The inflation rate in the USA is even higher than in Germany. Here, too, it is primarily oil, gas and fuel prices that are driving inflation. While the whole country is groaning, the New Mexico state government has figured out a way to take advantage of inflation.

In the southwest of the USA, New Mexico is something like the ugly duckling among the swans. In the east, Texas, which is just bubbling with billions of oil, borders the almost square state, in the north, rich Colorado. Only Arizona in the west also has its problems, but next to it is dazzling California.

And in between: New Mexico. Here, 16.4 percent of the approximately 2.1 million residents live on food stamps because they cannot afford food. The median income here is just under $52,000 per year, ranking 45th among the 50 US states. Only in one state do fewer people have a broadband Internet connection – and nowhere else do so few young people successfully complete school.

That leads to the next problem: At 5.3 percent, the unemployment rate here is well above the US average of 3.6 percent. In general, only 69 percent of those who could work work – also a place far behind in the national comparison. Women in particular often stay at home because the costs of childcare are enormous: families have to spend 720 dollars or 18.3 percent of median income per month, per child. That’s three times the US average.

The latest statistics are no longer surprising: 17 percent of New Mexico residents live in poverty – the third-highest figure among the US states.

All the bad news is now leading to several innovations: First, the ruling Democrats under Governor Michelle Grisham and the opposition Republicans have worked together in recent months. And secondly, they have designed a program that is unique in its radical nature, not only in the USA.

First measure: All 29 public colleges and universities in the state have been free since February for all freshmen who do not already have a bachelor’s degree. While there have been exceptions before, freedom now applies to everyone: youngsters who have just graduated from high school, adults who want to retrain, immigrants regardless of their immigration status. The latter is important because New Mexico borders “old” Mexico to the south. Accordingly, almost half of the residents are first or later generation immigrants.

“We need to get students back into the classroom so they can earn certificates and degrees,” State Senator Gay Kernan told Bloomberg. The Republican voted for the program because it also finances manual training. Four years ago, the state was punished by a judge because the education system systematically disadvantaged poorer people. This is to change now.

But free universities are just one building block New Mexico wants to move forward with. Grisham starts much earlier. Kindergartens and childcare have also been free since May and at least until the end of June 2023. So, at an average cost of $720 per month, parents can save up to $10,000 per child. But that’s not what the state government is about, because many mothers stay at home anyway because they can’t afford the care.
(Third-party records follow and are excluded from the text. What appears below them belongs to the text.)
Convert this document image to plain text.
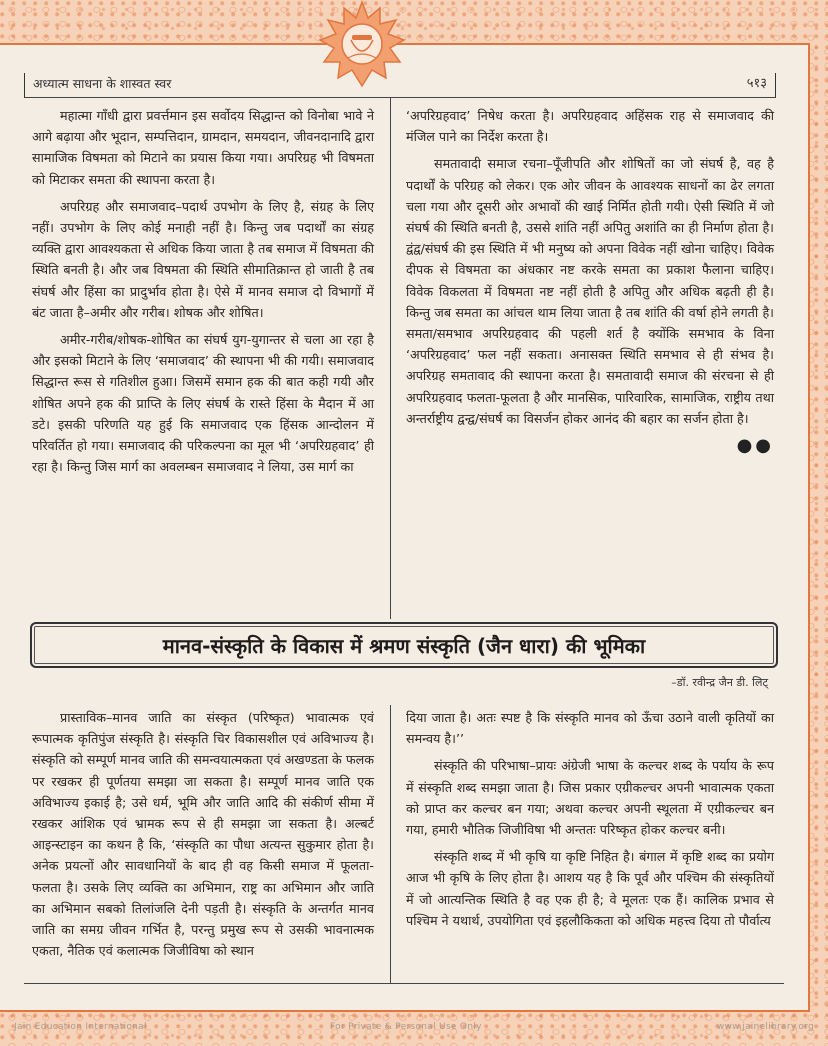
अध्यात्म साधना के शास्वत स्वर	५१३

महात्मा गाँधी द्वारा प्रवर्त्तमान इस सर्वोदय सिद्धान्त को विनोबा भावे ने आगे बढ़ाया और भूदान, सम्पत्तिदान, ग्रामदान, समयदान, जीवनदानादि द्वारा सामाजिक विषमता को मिटाने का प्रयास किया गया। अपरिग्रह भी विषमता को मिटाकर समता की स्थापना करता है।

अपरिग्रह और समाजवाद–पदार्थ उपभोग के लिए है, संग्रह के लिए नहीं। उपभोग के लिए कोई मनाही नहीं है। किन्तु जब पदार्थों का संग्रह व्यक्ति द्वारा आवश्यकता से अधिक किया जाता है तब समाज में विषमता की स्थिति बनती है। और जब विषमता की स्थिति सीमातिक्रान्त हो जाती है तब संघर्ष और हिंसा का प्रादुर्भाव होता है। ऐसे में मानव समाज दो विभागों में बंट जाता है–अमीर और गरीब। शोषक और शोषित।

अमीर-गरीब/शोषक-शोषित का संघर्ष युग-युगान्तर से चला आ रहा है और इसको मिटाने के लिए ‘समाजवाद’ की स्थापना भी की गयी। समाजवाद सिद्धान्त रूस से गतिशील हुआ। जिसमें समान हक की बात कही गयी और शोषित अपने हक की प्राप्ति के लिए संघर्ष के रास्ते हिंसा के मैदान में आ डटे। इसकी परिणति यह हुई कि समाजवाद एक हिंसक आन्दोलन में परिवर्तित हो गया। समाजवाद की परिकल्पना का मूल भी ‘अपरिग्रहवाद’ ही रहा है। किन्तु जिस मार्ग का अवलम्बन समाजवाद ने लिया, उस मार्ग का

‘अपरिग्रहवाद’ निषेध करता है। अपरिग्रहवाद अहिंसक राह से समाजवाद की मंजिल पाने का निर्देश करता है।

समतावादी समाज रचना–पूँजीपति और शोषितों का जो संघर्ष है, वह है पदार्थों के परिग्रह को लेकर। एक ओर जीवन के आवश्यक साधनों का ढेर लगता चला गया और दूसरी ओर अभावों की खाई निर्मित होती गयी। ऐसी स्थिति में जो संघर्ष की स्थिति बनती है, उससे शांति नहीं अपितु अशांति का ही निर्माण होता है। द्वंद्व/संघर्ष की इस स्थिति में भी मनुष्य को अपना विवेक नहीं खोना चाहिए। विवेक दीपक से विषमता का अंधकार नष्ट करके समता का प्रकाश फैलाना चाहिए। विवेक विकलता में विषमता नष्ट नहीं होती है अपितु और अधिक बढ़ती ही है। किन्तु जब समता का आंचल थाम लिया जाता है तब शांति की वर्षा होने लगती है। समता/समभाव अपरिग्रहवाद की पहली शर्त है क्योंकि समभाव के विना ‘अपरिग्रहवाद’ फल नहीं सकता। अनासक्त स्थिति समभाव से ही संभव है। अपरिग्रह समतावाद की स्थापना करता है। समतावादी समाज की संरचना से ही अपरिग्रहवाद फलता-फूलता है और मानसिक, पारिवारिक, सामाजिक, राष्ट्रीय तथा अन्तर्राष्ट्रीय द्वन्द्व/संघर्ष का विसर्जन होकर आनंद की बहार का सर्जन होता है।

●●
मानव-संस्कृति के विकास में श्रमण संस्कृति (जैन धारा) की भूमिका
–डॉ. रवीन्द्र जैन डी. लिट्

प्रास्ताविक–मानव जाति का संस्कृत (परिष्कृत) भावात्मक एवं रूपात्मक कृतिपुंज संस्कृति है। संस्कृति चिर विकासशील एवं अविभाज्य है। संस्कृति को सम्पूर्ण मानव जाति की समन्वयात्मकता एवं अखण्डता के फलक पर रखकर ही पूर्णतया समझा जा सकता है। सम्पूर्ण मानव जाति एक अविभाज्य इकाई है; उसे धर्म, भूमि और जाति आदि की संकीर्ण सीमा में रखकर आंशिक एवं भ्रामक रूप से ही समझा जा सकता है। अल्बर्ट आइन्स्टाइन का कथन है कि, ‘संस्कृति का पौधा अत्यन्त सुकुमार होता है। अनेक प्रयत्नों और सावधानियों के बाद ही वह किसी समाज में फूलता-फलता है। उसके लिए व्यक्ति का अभिमान, राष्ट्र का अभिमान और जाति का अभिमान सबको तिलांजलि देनी पड़ती है। संस्कृति के अन्तर्गत मानव जाति का समग्र जीवन गर्भित है, परन्तु प्रमुख रूप से उसकी भावनात्मक एकता, नैतिक एवं कलात्मक जिजीविषा को स्थान

दिया जाता है। अतः स्पष्ट है कि संस्कृति मानव को ऊँचा उठाने वाली कृतियों का समन्वय है।’’

संस्कृति की परिभाषा–प्रायः अंग्रेजी भाषा के कल्चर शब्द के पर्याय के रूप में संस्कृति शब्द समझा जाता है। जिस प्रकार एग्रीकल्चर अपनी भावात्मक एकता को प्राप्त कर कल्चर बन गया; अथवा कल्चर अपनी स्थूलता में एग्रीकल्चर बन गया, हमारी भौतिक जिजीविषा भी अन्ततः परिष्कृत होकर कल्चर बनी।

संस्कृति शब्द में भी कृषि या कृष्टि निहित है। बंगाल में कृष्टि शब्द का प्रयोग आज भी कृषि के लिए होता है। आशय यह है कि पूर्व और पश्चिम की संस्कृतियों में जो आत्यन्तिक स्थिति है वह एक ही है; वे मूलतः एक हैं। कालिक प्रभाव से पश्चिम ने यथार्थ, उपयोगिता एवं इहलौकिकता को अधिक महत्त्व दिया तो पौर्वात्य

Jain Education International	For Private & Personal Use Only	www.jainelibrary.org
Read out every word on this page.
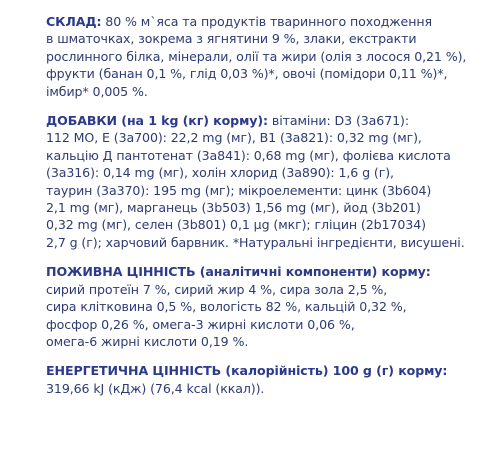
СКЛАД: 80 % м`яса та продуктів тваринного походження
в шматочках, зокрема з ягнятини 9 %, злаки, екстракти
рослинного білка, мінерали, олії та жири (олія з лосося 0,21 %),
фрукти (банан 0,1 %, глід 0,03 %)*, овочі (помідори 0,11 %)*,
імбир* 0,005 %.
ДОБАВКИ (на 1 kg (кг) корму): вітаміни: D3 (3a671):
112 МО, Е (3a700): 22,2 mg (мг), B1 (3a821): 0,32 mg (мг),
кальцію Д пантотенат (3a841): 0,68 mg (мг), фолієва кислота
(3a316): 0,14 mg (мг), холін хлорид (3a890): 1,6 g (г),
таурин (3a370): 195 mg (мг); мікроелементи: цинк (3b604)
2,1 mg (мг), марганець (3b503) 1,56 mg (мг), йод (3b201)
0,32 mg (мг), селен (3b801) 0,1 µg (мкг); гліцин (2b17034)
2,7 g (г); харчовий барвник. *Натуральні інгредієнти, висушені.
ПОЖИВНА ЦІННІСТЬ (аналітичні компоненти) корму:
сирий протеїн 7 %, сирий жир 4 %, сира зола 2,5 %,
сира клітковина 0,5 %, вологість 82 %, кальцій 0,32 %,
фосфор 0,26 %, омега-3 жирні кислоти 0,06 %,
омега-6 жирні кислоти 0,19 %.
ЕНЕРГЕТИЧНА ЦІННІСТЬ (калорійність) 100 g (г) корму:
319,66 kJ (кДж) (76,4 kcal (ккал)).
With state help, they should now be able to apply for a job and be able to work again. “If we don’t get more people into work, we’re also missing out on the incredible talent in the women and men that we have in this state,” said Elizabeth Groginsky, chief of New Mexico’s Early Childhood Education and Care Department. Her department has only existed since 2019. At that time, Grisham gave her $300 million for her work, and the budget is expected to grow to $4.5 billion by 2026.

Because despite all the economic difficulties, New Mexico currently has more than enough money. In the southeast corner of the square, the Permian Basin juts into the state from Texas. This is where the USA’s enormous oil and gas reserves are located, which the country has been tapping into more and more in recent years. Oil production in the country has more than doubled since 2008. Natural gas production has increased by two thirds.

Coupled with the recent increase in oil and gas prices – fuel has risen by 32 percent since January – New Mexico’s tax revenues are therefore bubbling up. 42 percent of the budget is now financed by the energy industry. It was $5.3 billion last year, more than twice as much as in 2016. But politicians from both major parties are under no illusions that things will stay that way. “We have to be smart about investing the oil revenues and making changes that will last for generations,” said Derrick Lente, New Mexico House Representative.

How New Mexico wants to earn its money in the future is not yet clear. All that counts for both Democrat and Republican MPs is that this can only be achieved if their children are better educated. A start would be if the most talented among them corrected another statistic: New Mexico has one of the lowest percentages of public companies in the US.